All animals, no matter how well-trained or good-natured, can potentially bite, scratch, jump-up or trip someone. The neighbourhood dogs and cats participating in our program have gentle dispositions but may not have received any special training. Therefore, guardians accompanying children or disabled adults are especially encouraged to seek advice from the pet owner before approaching an animal.

 

To avoid accidents it is important to watch for early warning signs that a dog or cat may exhibit indicating signs of stress. These signs are fortunately very easy to learn, and we can avoid mishaps by being aware of their stress warning signs.

 

Here is a simple list to help you prevent unexpected accidents:

 

Watch for tight canine body language. Good dog body language is loose, relaxed, and wiggly. Stiffening and freezing in a dog are not good. If you see a dog tighten his body, or if he moves from panting to holding his breath (he stops panting), you should distance yourself or your child. These are early signs that a dog is not comfortable.

 

Watch for inappropriate human behavior. Intervene if a child climbs on or attempts to ride a dog. Intervene immediately if a child pulls the ears, yanks the tail, lifts the jowls or otherwise pokes and prods a dog or cat. Don’t test an animal by waiting to see if it will tolerate these antics. Be thankful a dog or cat has good bite inhibition and intervene before it’s too late.
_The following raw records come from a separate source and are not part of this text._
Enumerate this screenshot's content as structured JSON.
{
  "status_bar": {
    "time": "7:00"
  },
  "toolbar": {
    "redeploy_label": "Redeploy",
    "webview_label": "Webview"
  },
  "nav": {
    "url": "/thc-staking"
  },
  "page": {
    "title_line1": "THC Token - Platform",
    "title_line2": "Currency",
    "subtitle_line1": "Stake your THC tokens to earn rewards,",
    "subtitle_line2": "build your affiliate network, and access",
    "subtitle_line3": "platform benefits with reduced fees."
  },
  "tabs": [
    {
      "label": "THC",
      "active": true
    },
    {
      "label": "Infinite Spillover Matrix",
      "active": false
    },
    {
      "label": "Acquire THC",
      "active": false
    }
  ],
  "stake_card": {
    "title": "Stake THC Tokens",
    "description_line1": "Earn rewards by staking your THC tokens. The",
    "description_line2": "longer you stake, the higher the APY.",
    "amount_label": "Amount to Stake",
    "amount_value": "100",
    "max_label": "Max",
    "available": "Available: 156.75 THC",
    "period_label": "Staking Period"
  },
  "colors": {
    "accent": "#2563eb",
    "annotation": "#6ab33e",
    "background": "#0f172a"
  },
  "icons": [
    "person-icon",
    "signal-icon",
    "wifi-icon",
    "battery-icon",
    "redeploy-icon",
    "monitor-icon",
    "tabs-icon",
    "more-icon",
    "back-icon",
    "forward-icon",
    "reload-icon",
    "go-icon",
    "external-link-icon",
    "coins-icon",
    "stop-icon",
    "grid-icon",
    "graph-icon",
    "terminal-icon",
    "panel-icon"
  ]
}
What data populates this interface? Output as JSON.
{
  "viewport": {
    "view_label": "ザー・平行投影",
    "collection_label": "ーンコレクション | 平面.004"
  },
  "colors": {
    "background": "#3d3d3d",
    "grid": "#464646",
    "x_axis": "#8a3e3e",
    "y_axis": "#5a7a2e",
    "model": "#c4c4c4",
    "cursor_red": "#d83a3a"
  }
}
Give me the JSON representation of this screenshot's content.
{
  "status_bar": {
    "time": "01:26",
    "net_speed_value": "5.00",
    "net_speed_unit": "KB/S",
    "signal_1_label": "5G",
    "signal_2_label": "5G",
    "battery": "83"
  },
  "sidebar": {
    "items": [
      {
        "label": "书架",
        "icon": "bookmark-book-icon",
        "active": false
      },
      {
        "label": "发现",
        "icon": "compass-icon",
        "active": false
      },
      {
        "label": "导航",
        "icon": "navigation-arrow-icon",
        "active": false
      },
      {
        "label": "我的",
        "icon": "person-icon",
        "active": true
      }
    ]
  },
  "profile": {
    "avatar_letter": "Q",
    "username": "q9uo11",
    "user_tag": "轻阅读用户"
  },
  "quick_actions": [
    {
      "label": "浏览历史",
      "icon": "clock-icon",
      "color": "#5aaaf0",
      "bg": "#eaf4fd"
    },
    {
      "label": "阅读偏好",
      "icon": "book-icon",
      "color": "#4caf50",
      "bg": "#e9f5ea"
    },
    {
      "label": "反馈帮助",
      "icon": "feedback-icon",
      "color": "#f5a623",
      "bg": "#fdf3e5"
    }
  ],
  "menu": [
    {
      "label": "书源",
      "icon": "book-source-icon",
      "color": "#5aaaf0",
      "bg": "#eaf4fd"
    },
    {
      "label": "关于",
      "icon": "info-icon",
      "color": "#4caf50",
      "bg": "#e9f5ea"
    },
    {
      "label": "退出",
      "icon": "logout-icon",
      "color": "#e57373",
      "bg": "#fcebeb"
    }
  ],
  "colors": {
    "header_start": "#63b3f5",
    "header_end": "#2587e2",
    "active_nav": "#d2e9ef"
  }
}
In this video identify these warnings: 

  • teeth bared (not a smile) 

  • growling

  • whites of eyes showing

  • lip licking

  • tongue flicks 

  • Holding the dog so it can't escape from the child (the dog's only option is to fight) 

Watch for avoidance behaviors. If a dog moves away from you or a child, intervene to prevent the child from following the dog.  A dog that chooses to move away is making a decision.  It’s saying, “I don’t really want to be bothered, so I’ll go away.”  However, when you fail to support that decision and allow a child to continue to follow it, the dog’s next choice may be, “Since I can’t get away, I’ll growl or snap to get the child to move away.”  Please don’t wait for a dog to make that choice.

 

Listen for growling. Don’t wait for owners to say “Oh, he growls but won’t bite” even with cats and small breeds like Chihuahuas and Daschunds. For dogs and cats, growling is an early warning sign of aggression. Heed it. If growling doesn’t work, a dog may escalate to snapping or biting. Growling is a clear clue that you should intervene between a dog and a person or child.

 

To practice you can try to observe these 3 really easy-to-see stress signals in a dog: 

 

  • Yawning outside the context of waking up

 

  • Whale eye - you can see the whites on the outer edges of a dog’s eyes

 

  • Lip licking outside the context of eating food

 

 

To pet owners - Thank you for supervising your dog! Juggling new people with your dog or cat is no easy feat. It takes patience, understanding, and a great deal of supervision.

 

Hopefully these tips will help you have safe and enjoyable experiences with all dogs and cats you meet 

including those in our Foster Pets Program.